Royal College of Obstetricians and Gynaecologists
It is a personal book, desciribing the efforts and the personal sacrifices inherent in the struggle to have a child without being able to conceive the easy way. This book can doubtlessly be read as self-help literature for anyone facing infertility and treatment. Making Babies the Hard Way gave me useful insights about the feelings, questions and states of mind that couples in the Gallups; situation may experience. I thank Caroline Gallop for that.
Metapsychology Online Reviews

From the start of this book, the first chapter was gripping because the story was so personalized and written in such a heartfelt and honest manner. As infertility is such a sensitive and often private subject, the approach taken by the author is refreshing. The book takes the reader on the complex journey of discovering infertility, attempts to solve this via treatment and the complexity of decisions that arise from the experience. Some pertinent ethical questions arise and provide much food for thought. Thus, this book provides a different dimension for readers when compared to the often technical descriptions of infertility found within other texts.

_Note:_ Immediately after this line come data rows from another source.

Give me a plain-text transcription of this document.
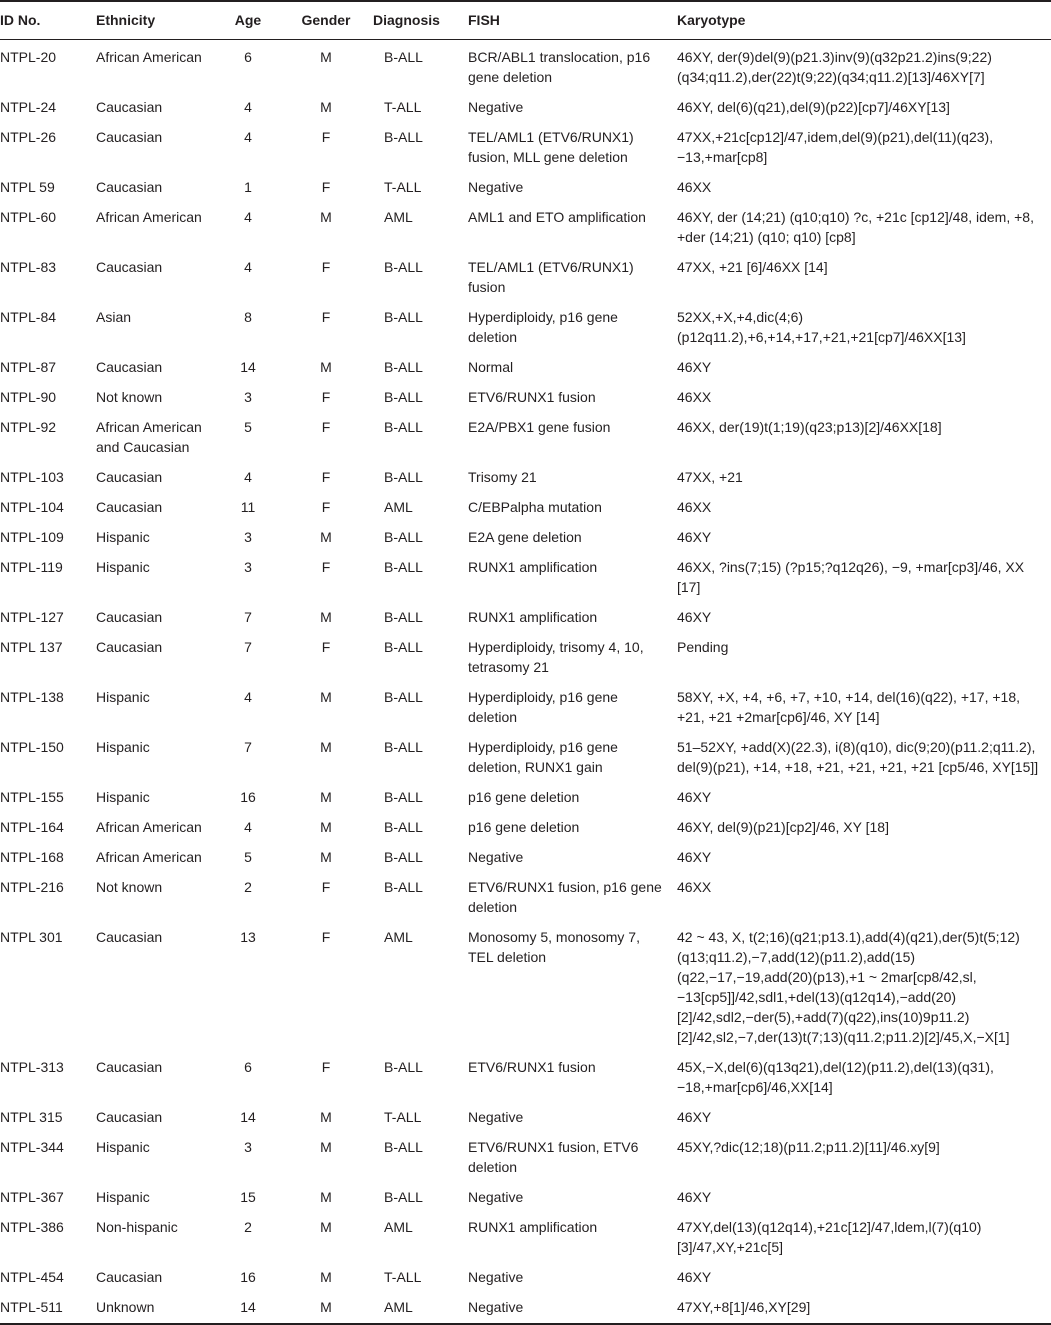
ID No.	Ethnicity	Age	Gender	Diagnosis	FISH	Karyotype
NTPL-20	African American	6	M	B-ALL	BCR/ABL1 translocation, p16 gene deletion	46XY, der(9)del(9)(p21.3)inv(9)(q32p21.2)ins(9;22)(q34;q11.2),der(22)t(9;22)(q34;q11.2)[13]/46XY[7]
NTPL-24	Caucasian	4	M	T-ALL	Negative	46XY, del(6)(q21),del(9)(p22)[cp7]/46XY[13]
NTPL-26	Caucasian	4	F	B-ALL	TEL/AML1 (ETV6/RUNX1) fusion, MLL gene deletion	47XX,+21c[cp12]/47,idem,del(9)(p21),del(11)(q23),−13,+mar[cp8]
NTPL 59	Caucasian	1	F	T-ALL	Negative	46XX
NTPL-60	African American	4	M	AML	AML1 and ETO amplification	46XY, der (14;21) (q10;q10) ?c, +21c [cp12]/48, idem, +8, +der (14;21) (q10; q10) [cp8]
NTPL-83	Caucasian	4	F	B-ALL	TEL/AML1 (ETV6/RUNX1) fusion	47XX, +21 [6]/46XX [14]
NTPL-84	Asian	8	F	B-ALL	Hyperdiploidy, p16 gene deletion	52XX,+X,+4,dic(4;6)(p12q11.2),+6,+14,+17,+21,+21[cp7]/46XX[13]
NTPL-87	Caucasian	14	M	B-ALL	Normal	46XY
NTPL-90	Not known	3	F	B-ALL	ETV6/RUNX1 fusion	46XX
NTPL-92	African American and Caucasian	5	F	B-ALL	E2A/PBX1 gene fusion	46XX, der(19)t(1;19)(q23;p13)[2]/46XX[18]
NTPL-103	Caucasian	4	F	B-ALL	Trisomy 21	47XX, +21
NTPL-104	Caucasian	11	F	AML	C/EBPalpha mutation	46XX
NTPL-109	Hispanic	3	M	B-ALL	E2A gene deletion	46XY
NTPL-119	Hispanic	3	F	B-ALL	RUNX1 amplification	46XX, ?ins(7;15) (?p15;?q12q26), −9, +mar[cp3]/46, XX [17]
NTPL-127	Caucasian	7	M	B-ALL	RUNX1 amplification	46XY
NTPL 137	Caucasian	7	F	B-ALL	Hyperdiploidy, trisomy 4, 10, tetrasomy 21	Pending
NTPL-138	Hispanic	4	M	B-ALL	Hyperdiploidy, p16 gene deletion	58XY, +X, +4, +6, +7, +10, +14, del(16)(q22), +17, +18, +21, +21 +2mar[cp6]/46, XY [14]
NTPL-150	Hispanic	7	M	B-ALL	Hyperdiploidy, p16 gene deletion, RUNX1 gain	51–52XY, +add(X)(22.3), i(8)(q10), dic(9;20)(p11.2;q11.2), del(9)(p21), +14, +18, +21, +21, +21, +21 [cp5/46, XY[15]]
NTPL-155	Hispanic	16	M	B-ALL	p16 gene deletion	46XY
NTPL-164	African American	4	M	B-ALL	p16 gene deletion	46XY, del(9)(p21)[cp2]/46, XY [18]
NTPL-168	African American	5	M	B-ALL	Negative	46XY
NTPL-216	Not known	2	F	B-ALL	ETV6/RUNX1 fusion, p16 gene deletion	46XX
NTPL 301	Caucasian	13	F	AML	Monosomy 5, monosomy 7, TEL deletion	42 ~ 43, X, t(2;16)(q21;p13.1),add(4)(q21),der(5)t(5;12)(q13;q11.2),−7,add(12)(p11.2),add(15)(q22,−17,−19,add(20)(p13),+1 ~ 2mar[cp8/42,sl,−13[cp5]]/42,sdl1,+del(13)(q12q14),−add(20)[2]/42,sdl2,−der(5),+add(7)(q22),ins(10)9p11.2)[2]/42,sl2,−7,der(13)t(7;13)(q11.2;p11.2)[2]/45,X,−X[1]
NTPL-313	Caucasian	6	F	B-ALL	ETV6/RUNX1 fusion	45X,−X,del(6)(q13q21),del(12)(p11.2),del(13)(q31),−18,+mar[cp6]/46,XX[14]
NTPL 315	Caucasian	14	M	T-ALL	Negative	46XY
NTPL-344	Hispanic	3	M	B-ALL	ETV6/RUNX1 fusion, ETV6 deletion	45XY,?dic(12;18)(p11.2;p11.2)[11]/46.xy[9]
NTPL-367	Hispanic	15	M	B-ALL	Negative	46XY
NTPL-386	Non-hispanic	2	M	AML	RUNX1 amplification	47XY,del(13)(q12q14),+21c[12]/47,ldem,l(7)(q10)[3]/47,XY,+21c[5]
NTPL-454	Caucasian	16	M	T-ALL	Negative	46XY
NTPL-511	Unknown	14	M	AML	Negative	47XY,+8[1]/46,XY[29]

So the book is more readable than many others and, more fundamentally, the author adds the important component of emotion by discussing the personal psychological impact of infertility.


Health Matters
It is a must-read for all involved in managing infertility patients. It might also help prospective couples before they embark on artificial conception. It may put some off, but it would ensure informed consent for the process.
The Surgeon, Journal of the Royal Colleges of Surgeons of Edinburgh and Ireland

This is the story of Caroline and Bruce who discover quite early on in their quest to have a child that Bruce does not appear to be producing sperm. With refreshing candour, humour and eye for detail Caroline, with interjections from Bruce, describes the clinic visits, tests and the endless waiting and worrying that will be familiar to anyone who has struggled to start a family. Sperm donation turns out to be the only way that they might achieve a pregnancy. One of the very special features of this story are the insights into how Caroline and Bruce, mirroring many other couples, approach and deal very differently with the emotions and practicalities of diagnosis and fertility treatment. Bruce does not understand why Caroline finds talking to a counsellor the most natural thing to do, Caroline cannot understand Bruce's practical attitude to sperm donation, but they both find having to choose a donor a very weird process. Their attempt to turn a clinic insemination into a romantic occasion is of course doomed to failure!

This book is compulsive reading. Over a weekend I could hardly put it down. I would recommend this book wholeheartedly to anyone going through fertility treatment just for the true to life detail, the humour and the raw reality of the feelings.